Encararam-se, velha e moça; a primeira analisando a figura patética que era a segunda, como se procurasse algo para realçar-lhe ainda mais a idiotice.

- Não consigo entender o que Tom viu em ti, menina.

Merope não respondeu; era de praxe lhe dizerem isso.

- Vocês são bem felizes juntos, eh? – a velha indagou. Merope continuou calada – Pessoalmente, eu o acho meio apatetado. Cego de paixão,entende?
- Somos bem felizes, senhora, e nos amamos muito – disse Merope baixinho, erguendo a cabeça.
- De que é que vocês fugiram? Um jovem casal sem eira nem beira, chegando assim de mãos abanando, deve ter algum motivo...
- Desculpe, senhora, mas prefiro não falar sobre isso – Merope respondeu com uma audácia nada típica sua.

A velha riu um riso asmático e debochado.

- Acho que você o enfeitiçou, sua bruxa – A Sra.Ynes disse, ainda entre tosses e risos.

Assustada, temerosa pelo seu segredo, Merope afastou-se, engasgada na resposta que preparara tantas vezes para aquele tipo de situação.

- Nós nos amamos muito, e não importa o que achem; não sou bruxa nem o enfeiticei. O amor é tão poderoso que ultrapassa essas... barreiras. – ela diria secamente, se aquilo não fosse tão hipócrita que a fazia ter nojo de si mesma.
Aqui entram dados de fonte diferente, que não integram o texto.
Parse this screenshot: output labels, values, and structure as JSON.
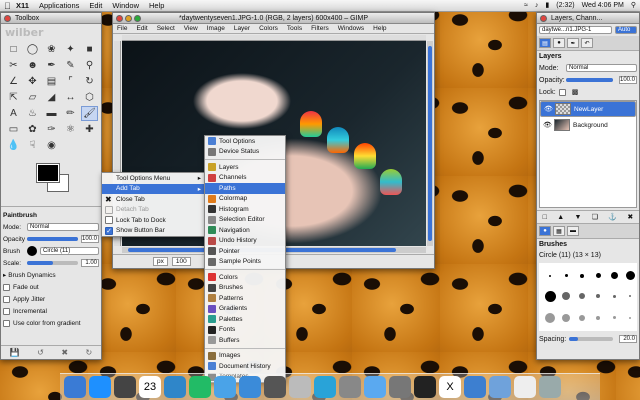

Porque Merope sabia que seu amor com Tom era nada mais que uma coincidência absurda do destino, que unira numa só jogada uma ocorrência totalmente desconecta como a prisão de Morfin e Marvolo, com a generosidade de uma alma vingativa e caridosa como a da vendedora que lhe dera a idéia da poção. Se um daqueles eventos tivesse deixado de ocorrer, ou ocorrido de forma diferente, seria ela, e não Cecília, quem estaria, naquele momento, chorando por Tom. Como o bater das asas de uma borboleta, que pode ocasionar um furacão do outro lado do mundo...

Seus pés a levaram através das ruelas sujas do bairro até uma parte mais movimentada da cidade, onde as casas lentamente, conforme se subia a rua, deixavam de ser casebres de tijolos encardidos e se transformavam em respeitáveis casas de subúrbio de classe média.

Merope batia os olhos naqueles gramados impecáveis e casas excessivamente limpas e roia-se de inveja. Ouvia os gritos de pura felicidade das crianças que ali moravam, e imaginava se um dia eles teriam filhos. Sorria para si mesma e prometia-se um filhinho bonito e inteligente, que pareceria com Tom e se chamaria Tom, também. E, sendo filho de um trouxa, ele poderia até não ser bruxo...

Sentou-se no banco de uma pracinha, onde bebês e crianças brincavam assistidos por suas elegantes mães.

Um tremor involuntário sacudiu seu corpo. Bem que gostaria de ter filhos, mas Tom parecia tão alheio a qualquer coisa que mal seria capaz de perceber a presença de uma criança. E ela... Bem, Merope não tinha certeza se teria capacidade de cuidar de um bebê, porque mal podia cuidar de si mesma.

- Você tão jovem já tem filhos, querida? – perguntou uma das loiras mães que observavam as crianças no parque.
- Eu... Não, senhora. – Merope respondeu assustada
- Só os tenha quando tiver certeza de que os quer... – suspirou a mulher – porque você não terá vida própria por um bom tempo. Até seu marido se cansará de você.

Uma onda de ciúmes invadiu Merope ao ouvir aquelas palavras. Amava Tom, e jamais suportaria ter de deixa-lo para cuidar de uma criança.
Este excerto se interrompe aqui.